We’ve lived in some hot, dusty places before. But when we stepped back into our place after the mud, sanding and texture was complete on the new walls, it was like taking a trip into outer space…cold, dusty, and surreal.
The guy who had been working on the sheetrock had asked to borrow our electric sander, because he said it would be a lot faster than using the handheld abrasive sponges we had bought for sanding. Although we noticed this new method was kicking up a lot of dust, for the sake of expediency we let him continue. After a few hours we left the farm, since I didn’t particularly like sitting around wearing a heavy duty mask.
When it was safe to return, a coat of white dust had settled over every surface in the house. It was one small step toward completing the upstairs renovation and one giant mess to clean up!
The odd thing was, in our haste to start getting the place ready to paint, we didn’t stop to consider why it was so blasted cold in the house. The furnace had been upgraded when we put in air conditioning, but we were building fires just to keep the house around 60 degrees. Periodically, we would have a mini heart attack when the freeze detection alarm would go off with the same intensity as if our house was being broken into.
I was using the Shop-Vac on counters, floors, and even walls after I found trying to mop up the dust with water was turning it into a paste. I didn’t want to pull out our nice vacuum, and after a few days I had permanently clogged the filter in the Shop-Vac. I think seeing that filter made my husband realize we might have a problem with the filters in the house, so he went and checked them.
Sure enough, there was so much sheetrock dust in the filters that it was preventing air from flowing through the system and heating up the house. By the time we figured all this out, however, we had burned through the propane in our storage tank and had to call the company to come out and fill us up. There was a couple day turnaround, so we once again left the dustbowl to spend some more time with family in a guest room.
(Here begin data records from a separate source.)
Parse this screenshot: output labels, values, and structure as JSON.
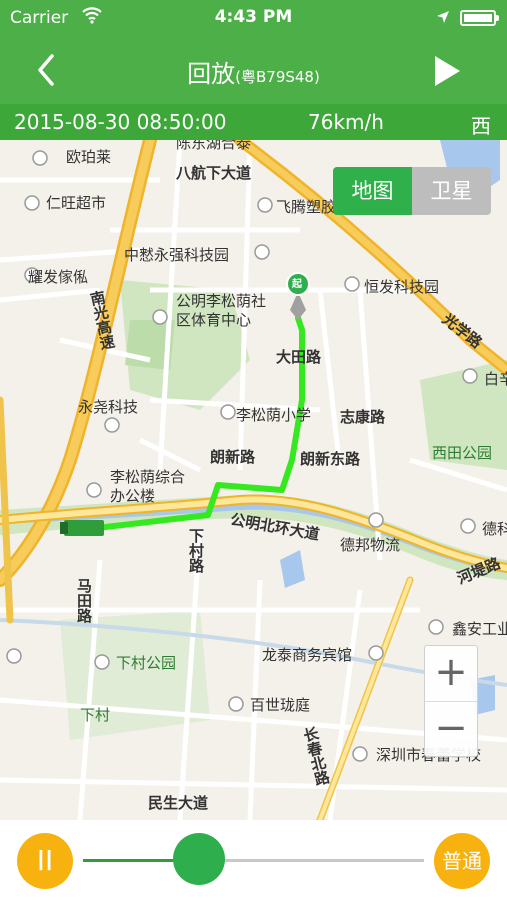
{
  "status_bar": {
    "carrier": "Carrier",
    "time": "4:43 PM"
  },
  "nav": {
    "title": "回放",
    "plate": "(粤B79S48)"
  },
  "info": {
    "datetime": "2015-08-30 08:50:00",
    "speed": "76km/h",
    "direction": "西"
  },
  "map_toggle": {
    "map": "地图",
    "satellite": "卫星"
  },
  "map_labels": {
    "oupaolai": "欧珀莱",
    "renwang": "仁旺超市",
    "yaofa": "耀发傢俬",
    "nanguang": "南光高速",
    "yongyao": "永尧科技",
    "licai_top": "陈东湖合泰",
    "bahang": "八航下大道",
    "feiteng": "飞腾塑胶",
    "zhongkai": "中慭永强科技园",
    "hengfa": "恒发科技园",
    "guangxue": "光学路",
    "gongming_sports": "公明李松荫社区体育中心",
    "datian": "大田路",
    "lisongyin_school": "李松荫小学",
    "zhikang": "志康路",
    "baiyan": "白辛",
    "xitian_park": "西田公园",
    "langxin": "朗新路",
    "langxindong": "朗新东路",
    "lisongyin_office": "李松荫综合办公楼",
    "huanda": "公明北环大道",
    "debang": "德邦物流",
    "hedi": "河堤路",
    "deke": "德科",
    "xiacun_road": "下村路",
    "matian": "马田路",
    "xinan": "鑫安工业",
    "xiacun_park": "下村公园",
    "longtai": "龙泰商务宾馆",
    "xiacun": "下村",
    "baishi": "百世珑庭",
    "changchun": "长春北路",
    "shenzhen_school": "深圳市春蕾学校",
    "minsheng": "民生大道",
    "start_marker": "起"
  },
  "zoom": {
    "in": "+",
    "out": "−"
  },
  "controls": {
    "pause": "II",
    "speed_label": "普通",
    "progress": 0.34
  },
  "colors": {
    "primary_green": "#4caf47",
    "route_green": "#36e81f",
    "accent_orange": "#f7b20f"
  }
}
If I had to do it over again, we would not have brought any clothes, furniture, or cooking appliances into the house before drywall was complete. I had thought by moving some of these items into the corner of the house farthest from the work that they would be protected from the dust, but sadly that wasn’t the case.
Instead, we painstakingly cleaned dust out of every shoe, handbag, coffee pot, drawer, or other item that had the misfortune of being in the house at the time. Meanwhile, I tried as politely as I could to respond to friends or family who wondered about how nice it must be to have some time off from work. Nice is not how I would describe living on the moon.